Trump also told the Journal that he respected Federal Reserve Chair Janet Yellen and said she was "not toast" when her current term ends in 2018.
That was also a turnaround from his frequent criticism of Yellen during his campaign, when he said she was keeping interest rates too low.
At other times, however, Trump had said that low rates were good because higher rates would strengthen the dollar and hurt American exports and manufacturers.
"I think our dollar is getting too strong, and partially that's my fault because people have confidence in me. But that's hurting — that will hurt ultimately," Trump said Wednesday.
"It's very, very hard to compete when you have a strong dollar and other countries are devaluing their currency," Trump told the Journal.
The dollar fell broadly Trump's comments on the strong dollar and on his preference for low interest rates. It fell more than 1.0 percent against the yen, sinking below 110 yen for the first time since mid-November.
"It's hard to talk down your currency unless you're going to talk down your interest rates, and so obviously he's trying to get Janet Yellen to play ball with him," said Robert Smith, president and chief investment officer at Sage Advisory Services in Texas.
Trump's comments on the Fed were his most explicit about the U.S. central bank since he took office in January, and they suggested a lower likelihood that he plans to try to push monetary policy in some unorthodox new direction.
Some key Republicans have advocated an overhaul of how the Fed works, using a rules-based policy that would most likely mean higher interest rates, not the lower ones Trump said he prefers.
The Fed in mid-March hiked interest rates for the second time in three months, increasing its target overnight rate by a quarter of a percentage point.

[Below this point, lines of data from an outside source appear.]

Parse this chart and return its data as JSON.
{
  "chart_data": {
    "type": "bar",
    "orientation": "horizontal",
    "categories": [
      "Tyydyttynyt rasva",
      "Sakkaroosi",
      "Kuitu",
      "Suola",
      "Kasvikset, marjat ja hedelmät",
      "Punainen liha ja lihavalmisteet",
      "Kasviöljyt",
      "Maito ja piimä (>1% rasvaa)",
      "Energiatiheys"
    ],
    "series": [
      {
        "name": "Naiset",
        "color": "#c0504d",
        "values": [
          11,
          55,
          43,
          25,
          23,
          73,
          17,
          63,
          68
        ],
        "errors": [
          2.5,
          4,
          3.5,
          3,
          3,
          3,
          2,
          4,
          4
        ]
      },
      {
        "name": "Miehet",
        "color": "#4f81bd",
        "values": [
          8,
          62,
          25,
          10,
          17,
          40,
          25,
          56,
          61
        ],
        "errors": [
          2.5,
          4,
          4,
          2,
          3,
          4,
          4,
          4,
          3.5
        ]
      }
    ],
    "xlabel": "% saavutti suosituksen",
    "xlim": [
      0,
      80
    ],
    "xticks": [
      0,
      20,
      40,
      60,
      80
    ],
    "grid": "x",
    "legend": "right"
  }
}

"Maybe he's learning on the job," said Carl Tannenbaum, chief economist at Northern Trust in Chicago, noting that with Trump's transition from candidate to president he was now being counseled by more orthodox voices sensitive to what is needed to keep global bond markets on an even keel.
The president is also "very close" to naming a vice chair for banking regulation and filling another open seat that governs community banking on the Federal Reserve Board, U.S. Treasury Secretary Steven Mnuchin said during the interview.